Grds. hat eine Wohnungsanzeige keinen vorgeschriebenen Inhalt. Der Vermieter muss selbst entscheiden, was er für wichtig hält und was nicht und vor allen Dingen, wie viel er investieren möchte, was sich unmittelbar auf die Größe der Anzeige, und damit auch auf deren Ausführlichkeit auswirkt. Bevor darauf eingegangen wird, wie eine Wohnungsanzeige gestaltet werden sollte, damit sie die gewünschte Zielgruppe anspricht und möglichst schnell ein geeigneter Mieter gefunden wird, soll jedoch eine wichtige Ausnahme von dem Grundsatz Erwähnung finden, dass es dem Vermieter selbst überlassen ist zu bestimmen, welchen Inhalt seine Anzeige aufweist. Seit dem Inkrafttreten des § 16a Energieeinsparverordnung (EnEV) am 01.05.2016 gehört die Angabe bestimmter Energieverbrauchsmerkmale zwingend in eine Wohnungsanzeige. Werden diese nicht aufgenommen, begeht der Vermieter gem. § 27 Abs.2 Nr.6 EnEV eine Ordnungswidrigkeit, die mit einem Bußgeld von bis zu EUR 15.000,00 geahndet werden kann (vgl. § 27 Abs.2 Nr.6 EnEV i. V. m. § 8 Abs.1 Nr. 2, Abs.3 des Energieeinsparungsgesetzes).

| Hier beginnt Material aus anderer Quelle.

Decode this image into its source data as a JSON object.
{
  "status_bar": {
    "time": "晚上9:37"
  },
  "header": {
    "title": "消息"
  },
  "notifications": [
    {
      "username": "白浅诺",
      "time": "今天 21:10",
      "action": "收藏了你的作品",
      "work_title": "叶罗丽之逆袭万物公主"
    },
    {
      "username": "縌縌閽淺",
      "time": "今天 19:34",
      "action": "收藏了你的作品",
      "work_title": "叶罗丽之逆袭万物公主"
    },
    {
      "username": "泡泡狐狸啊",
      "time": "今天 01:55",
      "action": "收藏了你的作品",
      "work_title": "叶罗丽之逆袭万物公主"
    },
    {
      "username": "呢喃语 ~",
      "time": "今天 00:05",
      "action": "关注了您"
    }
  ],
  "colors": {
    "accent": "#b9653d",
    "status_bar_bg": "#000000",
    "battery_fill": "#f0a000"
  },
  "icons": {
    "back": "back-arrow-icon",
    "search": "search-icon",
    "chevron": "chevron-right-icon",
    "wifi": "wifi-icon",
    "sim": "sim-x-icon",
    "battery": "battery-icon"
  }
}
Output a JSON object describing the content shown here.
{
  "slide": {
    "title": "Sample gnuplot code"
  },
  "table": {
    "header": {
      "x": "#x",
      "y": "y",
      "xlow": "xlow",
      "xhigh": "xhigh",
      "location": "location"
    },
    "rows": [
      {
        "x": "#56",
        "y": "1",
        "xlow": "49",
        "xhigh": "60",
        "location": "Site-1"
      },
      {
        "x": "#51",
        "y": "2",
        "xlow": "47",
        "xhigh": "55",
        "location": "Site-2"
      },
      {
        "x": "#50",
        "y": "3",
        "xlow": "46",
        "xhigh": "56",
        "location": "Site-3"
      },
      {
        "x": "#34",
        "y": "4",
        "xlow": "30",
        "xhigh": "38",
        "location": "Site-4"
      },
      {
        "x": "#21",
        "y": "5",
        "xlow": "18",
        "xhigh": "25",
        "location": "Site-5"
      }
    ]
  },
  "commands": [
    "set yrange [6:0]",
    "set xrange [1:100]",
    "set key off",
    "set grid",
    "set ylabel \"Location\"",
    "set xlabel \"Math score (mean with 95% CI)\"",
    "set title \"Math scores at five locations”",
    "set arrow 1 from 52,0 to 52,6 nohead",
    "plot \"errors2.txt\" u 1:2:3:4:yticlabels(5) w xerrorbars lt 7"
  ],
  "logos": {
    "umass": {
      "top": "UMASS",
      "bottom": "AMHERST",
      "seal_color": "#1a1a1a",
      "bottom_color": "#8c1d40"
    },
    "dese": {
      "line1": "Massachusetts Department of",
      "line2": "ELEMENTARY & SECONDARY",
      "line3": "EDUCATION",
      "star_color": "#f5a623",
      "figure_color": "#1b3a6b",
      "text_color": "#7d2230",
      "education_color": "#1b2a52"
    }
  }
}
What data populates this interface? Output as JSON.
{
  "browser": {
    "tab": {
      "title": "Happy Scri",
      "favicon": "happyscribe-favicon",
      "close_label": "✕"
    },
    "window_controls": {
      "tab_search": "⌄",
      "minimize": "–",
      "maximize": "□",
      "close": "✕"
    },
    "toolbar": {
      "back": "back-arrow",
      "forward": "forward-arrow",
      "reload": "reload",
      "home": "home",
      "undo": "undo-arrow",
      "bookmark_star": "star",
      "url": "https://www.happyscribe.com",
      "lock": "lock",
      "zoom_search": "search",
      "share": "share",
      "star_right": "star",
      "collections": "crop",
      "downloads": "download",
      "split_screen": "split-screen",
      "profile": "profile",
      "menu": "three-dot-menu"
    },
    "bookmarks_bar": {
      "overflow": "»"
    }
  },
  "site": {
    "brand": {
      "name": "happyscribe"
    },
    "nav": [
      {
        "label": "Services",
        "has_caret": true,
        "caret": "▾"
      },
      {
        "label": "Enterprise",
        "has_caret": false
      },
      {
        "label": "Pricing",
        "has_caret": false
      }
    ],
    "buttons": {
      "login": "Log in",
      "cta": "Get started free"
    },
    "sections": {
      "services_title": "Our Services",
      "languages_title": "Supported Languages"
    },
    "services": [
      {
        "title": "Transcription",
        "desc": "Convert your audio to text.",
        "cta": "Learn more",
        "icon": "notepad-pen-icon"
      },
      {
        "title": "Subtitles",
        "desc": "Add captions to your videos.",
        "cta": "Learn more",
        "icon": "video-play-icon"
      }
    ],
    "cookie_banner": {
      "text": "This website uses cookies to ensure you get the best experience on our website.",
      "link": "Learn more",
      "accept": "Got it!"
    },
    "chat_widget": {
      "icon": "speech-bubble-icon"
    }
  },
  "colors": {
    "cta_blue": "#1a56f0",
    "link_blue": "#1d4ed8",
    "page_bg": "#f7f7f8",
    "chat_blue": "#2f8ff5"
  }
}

Gem. § 16a Abs.1 EnEV, der gem. dessen Abs.2 auch für Vermieter gilt, muss eine Immobilienanzeige, die in kommerziellen Medien aufgegeben wird, folgende Pflichtangaben enthalten, sofern dem Vermieter im Zeitpunkt der Aufgabe der Anzeige ein Energieausweis vorliegt:

  • die Art des Energieausweises: Energiebedarfsausweis oderEnergieverbrauchsausweis,
  • den im Energieausweis genannten Wert des Endenergiebedarfs oder

Endenergieverbrauchs für das Gebäude,

  • die im Energieausweis genannten wesentlichen Energieträger für die Heizung des Gebäudes,
  • bei Wohngebäuden das im Energieausweis genannte Baujahr und
  • bei Wohngebäuden die im Energieausweis genannte Energieeffizienzklasse.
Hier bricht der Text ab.